2° La Noblesse militaire est toute celle de l’article précédent ; et de plus les maisons qui ont eu pour prédécesseurs des connétables de France, grands maîtres de la maison du Roi, ducs et pairs, maréchaux de France, grands maîtres de l’artillerie, amiraux et autres grands officiers de la couronne ; idem, celle qui, sans avoir eu des officiers de la couronne pour prédécesseurs, ont eu des gouverneurs de provinces, généraux d’armée, lieutenants-généraux, gouverneurs de places et tous autres dont la noblesse a été acquise par les armes.
3° La Noblesse civile est celle qui est issue des chanceliers de France, premiers présidents des compagnies souveraines, conseillers d’État, présidents à mortier, ambassadeurs, gens de lettres, etc. ; et dans ce genre est aussi comprise celle qui provient de certaines charges qui anoblissent comme les maires de Poitiers, de Bordeaux, de Tours, etc., prévôts des marchands de Paris, de Lyon, secrétaires du Roi, etc. Il est à remarquer que les filles de ceux-ci n’ont point d’entrée dans les chapitres de Mons, Maubeuge et Nivelles, ni même dans ceux de Lorraine, qui tous sont de fondation royale ou souveraine très ancienne.
4° La Noblesse titrée sont les chevaliers, barons, vicomtes, comtes, marquis, ducs, etc. ; simples gentilshommes, ceux qui, sans avoir ces titres, ont d’ailleurs toutes les qualités de la noblesse. Il y en a beaucoup de ceux-ci dont les familles sont aussi anciennes que celles des plus qualifiées ; aussi n’en sont-ils distingués que par l’état de leur fortune.

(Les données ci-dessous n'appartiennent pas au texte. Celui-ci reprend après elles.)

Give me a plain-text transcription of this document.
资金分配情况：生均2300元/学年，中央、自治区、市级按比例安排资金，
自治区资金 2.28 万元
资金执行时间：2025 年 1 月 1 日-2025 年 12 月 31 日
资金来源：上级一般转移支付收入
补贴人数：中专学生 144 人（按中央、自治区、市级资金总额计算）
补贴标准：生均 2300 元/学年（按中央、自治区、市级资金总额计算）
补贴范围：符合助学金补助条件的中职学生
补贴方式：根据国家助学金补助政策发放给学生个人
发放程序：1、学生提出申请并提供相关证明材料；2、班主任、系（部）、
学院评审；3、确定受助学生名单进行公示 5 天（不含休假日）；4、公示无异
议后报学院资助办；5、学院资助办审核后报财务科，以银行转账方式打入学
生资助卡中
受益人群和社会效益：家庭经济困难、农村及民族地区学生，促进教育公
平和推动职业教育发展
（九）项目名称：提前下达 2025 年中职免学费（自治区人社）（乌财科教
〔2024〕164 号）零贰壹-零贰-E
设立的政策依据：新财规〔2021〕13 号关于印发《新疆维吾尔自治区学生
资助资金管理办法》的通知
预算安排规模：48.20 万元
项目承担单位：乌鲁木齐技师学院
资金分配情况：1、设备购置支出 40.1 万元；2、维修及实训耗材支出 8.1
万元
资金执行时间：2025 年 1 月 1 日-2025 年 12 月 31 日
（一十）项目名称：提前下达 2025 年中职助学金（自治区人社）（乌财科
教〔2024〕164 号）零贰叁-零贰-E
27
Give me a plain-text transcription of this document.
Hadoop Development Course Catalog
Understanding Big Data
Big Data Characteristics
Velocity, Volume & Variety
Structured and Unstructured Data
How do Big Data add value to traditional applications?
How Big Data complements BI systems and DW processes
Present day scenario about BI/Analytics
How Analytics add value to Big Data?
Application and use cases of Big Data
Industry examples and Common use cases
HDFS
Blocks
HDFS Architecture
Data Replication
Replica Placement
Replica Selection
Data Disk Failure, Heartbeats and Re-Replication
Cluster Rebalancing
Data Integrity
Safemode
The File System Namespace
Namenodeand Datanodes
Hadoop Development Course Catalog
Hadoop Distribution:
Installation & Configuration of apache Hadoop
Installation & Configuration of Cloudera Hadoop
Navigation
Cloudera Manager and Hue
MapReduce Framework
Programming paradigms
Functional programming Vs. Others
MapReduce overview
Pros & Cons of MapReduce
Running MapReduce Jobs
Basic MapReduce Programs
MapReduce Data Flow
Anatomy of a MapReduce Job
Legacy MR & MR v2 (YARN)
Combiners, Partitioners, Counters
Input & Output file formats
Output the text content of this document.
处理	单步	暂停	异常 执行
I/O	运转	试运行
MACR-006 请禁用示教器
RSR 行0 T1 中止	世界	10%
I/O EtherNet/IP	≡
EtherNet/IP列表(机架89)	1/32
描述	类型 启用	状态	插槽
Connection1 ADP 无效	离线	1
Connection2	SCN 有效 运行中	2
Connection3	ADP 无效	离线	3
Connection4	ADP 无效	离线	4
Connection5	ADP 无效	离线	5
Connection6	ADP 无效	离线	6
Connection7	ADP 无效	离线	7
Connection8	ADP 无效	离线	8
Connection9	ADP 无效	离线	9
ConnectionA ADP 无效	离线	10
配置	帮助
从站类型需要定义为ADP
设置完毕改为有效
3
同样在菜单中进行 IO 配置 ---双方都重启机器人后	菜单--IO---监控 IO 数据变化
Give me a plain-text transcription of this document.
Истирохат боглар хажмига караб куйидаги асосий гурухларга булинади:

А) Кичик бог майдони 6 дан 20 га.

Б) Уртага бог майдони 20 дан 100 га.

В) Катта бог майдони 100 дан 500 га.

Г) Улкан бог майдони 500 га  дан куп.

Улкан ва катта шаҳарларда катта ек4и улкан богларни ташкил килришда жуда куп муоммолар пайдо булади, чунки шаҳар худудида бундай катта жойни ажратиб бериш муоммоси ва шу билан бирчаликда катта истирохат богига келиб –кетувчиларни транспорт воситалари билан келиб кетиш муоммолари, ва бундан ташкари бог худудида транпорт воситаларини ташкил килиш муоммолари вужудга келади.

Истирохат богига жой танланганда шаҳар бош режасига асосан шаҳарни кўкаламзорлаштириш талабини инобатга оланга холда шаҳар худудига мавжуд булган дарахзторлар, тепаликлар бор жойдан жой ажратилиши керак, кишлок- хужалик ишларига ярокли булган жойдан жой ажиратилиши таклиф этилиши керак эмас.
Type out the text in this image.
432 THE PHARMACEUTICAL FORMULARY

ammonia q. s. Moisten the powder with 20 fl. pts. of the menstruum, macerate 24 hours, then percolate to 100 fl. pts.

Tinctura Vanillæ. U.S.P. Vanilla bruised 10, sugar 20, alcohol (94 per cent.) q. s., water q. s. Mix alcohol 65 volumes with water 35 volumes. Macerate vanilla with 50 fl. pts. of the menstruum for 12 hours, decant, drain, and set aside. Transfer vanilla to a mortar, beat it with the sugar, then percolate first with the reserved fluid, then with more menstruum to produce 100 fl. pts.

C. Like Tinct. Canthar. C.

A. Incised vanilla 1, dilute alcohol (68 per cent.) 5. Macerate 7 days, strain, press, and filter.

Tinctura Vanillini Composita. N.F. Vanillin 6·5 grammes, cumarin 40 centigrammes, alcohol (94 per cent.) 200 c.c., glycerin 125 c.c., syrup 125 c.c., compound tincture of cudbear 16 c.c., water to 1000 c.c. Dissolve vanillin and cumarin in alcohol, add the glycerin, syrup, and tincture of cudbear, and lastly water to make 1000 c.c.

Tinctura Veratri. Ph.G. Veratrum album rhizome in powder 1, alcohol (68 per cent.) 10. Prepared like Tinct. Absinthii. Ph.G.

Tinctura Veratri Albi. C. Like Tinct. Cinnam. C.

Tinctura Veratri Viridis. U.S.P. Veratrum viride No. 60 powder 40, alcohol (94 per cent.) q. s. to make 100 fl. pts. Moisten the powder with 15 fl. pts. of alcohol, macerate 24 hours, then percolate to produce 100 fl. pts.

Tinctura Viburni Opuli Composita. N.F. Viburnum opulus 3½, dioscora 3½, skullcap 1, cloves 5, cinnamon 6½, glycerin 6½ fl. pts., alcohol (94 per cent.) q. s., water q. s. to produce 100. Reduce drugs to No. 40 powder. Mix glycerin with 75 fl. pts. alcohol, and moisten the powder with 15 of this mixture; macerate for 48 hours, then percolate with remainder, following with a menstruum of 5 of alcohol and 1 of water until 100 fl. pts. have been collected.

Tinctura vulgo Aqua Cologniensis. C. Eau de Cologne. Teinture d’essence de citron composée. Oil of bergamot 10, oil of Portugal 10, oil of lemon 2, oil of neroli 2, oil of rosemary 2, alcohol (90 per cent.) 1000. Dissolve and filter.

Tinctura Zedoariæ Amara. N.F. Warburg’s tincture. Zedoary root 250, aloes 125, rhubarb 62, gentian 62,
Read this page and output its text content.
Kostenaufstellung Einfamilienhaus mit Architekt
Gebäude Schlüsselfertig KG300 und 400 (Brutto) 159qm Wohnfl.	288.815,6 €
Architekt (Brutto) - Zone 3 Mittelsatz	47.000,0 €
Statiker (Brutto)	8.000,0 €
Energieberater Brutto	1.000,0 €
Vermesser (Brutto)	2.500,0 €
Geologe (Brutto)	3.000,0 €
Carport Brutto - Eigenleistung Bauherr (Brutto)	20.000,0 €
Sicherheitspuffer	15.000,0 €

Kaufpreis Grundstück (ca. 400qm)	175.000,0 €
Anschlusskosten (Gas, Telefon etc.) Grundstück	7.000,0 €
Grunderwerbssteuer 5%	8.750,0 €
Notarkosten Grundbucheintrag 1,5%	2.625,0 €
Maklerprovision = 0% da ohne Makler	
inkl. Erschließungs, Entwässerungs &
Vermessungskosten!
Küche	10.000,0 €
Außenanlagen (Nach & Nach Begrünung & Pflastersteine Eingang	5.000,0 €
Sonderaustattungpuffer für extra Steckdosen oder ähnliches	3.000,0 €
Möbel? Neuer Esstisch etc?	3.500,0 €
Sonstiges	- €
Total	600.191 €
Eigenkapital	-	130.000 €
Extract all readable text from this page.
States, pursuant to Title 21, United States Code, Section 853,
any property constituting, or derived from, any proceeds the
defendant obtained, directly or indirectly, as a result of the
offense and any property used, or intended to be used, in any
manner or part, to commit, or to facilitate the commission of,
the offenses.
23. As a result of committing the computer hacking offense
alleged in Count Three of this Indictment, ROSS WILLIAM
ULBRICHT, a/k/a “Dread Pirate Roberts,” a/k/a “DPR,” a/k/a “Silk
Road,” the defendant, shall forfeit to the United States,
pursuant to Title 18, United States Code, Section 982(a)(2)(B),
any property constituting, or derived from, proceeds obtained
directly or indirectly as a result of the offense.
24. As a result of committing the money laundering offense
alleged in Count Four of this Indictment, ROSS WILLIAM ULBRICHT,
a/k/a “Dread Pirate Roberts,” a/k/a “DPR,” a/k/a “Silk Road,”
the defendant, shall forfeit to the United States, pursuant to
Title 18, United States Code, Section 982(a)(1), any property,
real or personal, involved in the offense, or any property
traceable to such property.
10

Voilà les différences plus remarquables de la noblesse. Pour la contenir et l’empêcher de se mésallier et faire qu’elle soit toujours utile à l’État et jamais inutile, il serait à désirer, en premier lieu, qu’elle fût exempte de l’arrière-ban, supposant les revenus du Roi établis comme nous le pourrons un jour dire ailleurs ; en deuxième lieu, augmenter ses justices, et faire qu’elle pût juger en dernier ressort, savoir : les simples justices jusqu’à 6 livres, les châtellenies jusqu’à 10 livres, les baronnies à 15 livres, les comtés à 20 livres, les marquisats à 25 livres et les duchés et pairies à 50 livres ; en troisième lieu, qu’elle fût privilégiée pour l’exemption de ses maisons et jardins jusqu’à la quantité de quatre arpents de terre aux environs du principal manoir ; en quatrième lieu, par la distinction des habits, en sorte qu’à eux fût seulement permis de porter le rouge, comme les gens de guerre, la dorure sur les habits limitée par de certaines règles, les carrosses, livrées et des plumes ; en cinquième lieu, que les filles d’ancienne noblesse pussent la communiquer aux anoblis qui les épouseraient, de la manière qui suit : par exemple, supposant qu’un anobli épousât fille noble de la neuvième génération, joignant le degré du mari au neuvième de la femme, la moitié de la somme, 5, serait les degrés de noblesse attribués aux enfants provenant de ce mariage, qui par ce moyen gagneraient quatre degrés tout d’un coup, et si un noble de la troisième génération épousait une fille de la quinzième, la moitié du total des degrés ferait ceux de la noblesse des enfants qui en proviendraient.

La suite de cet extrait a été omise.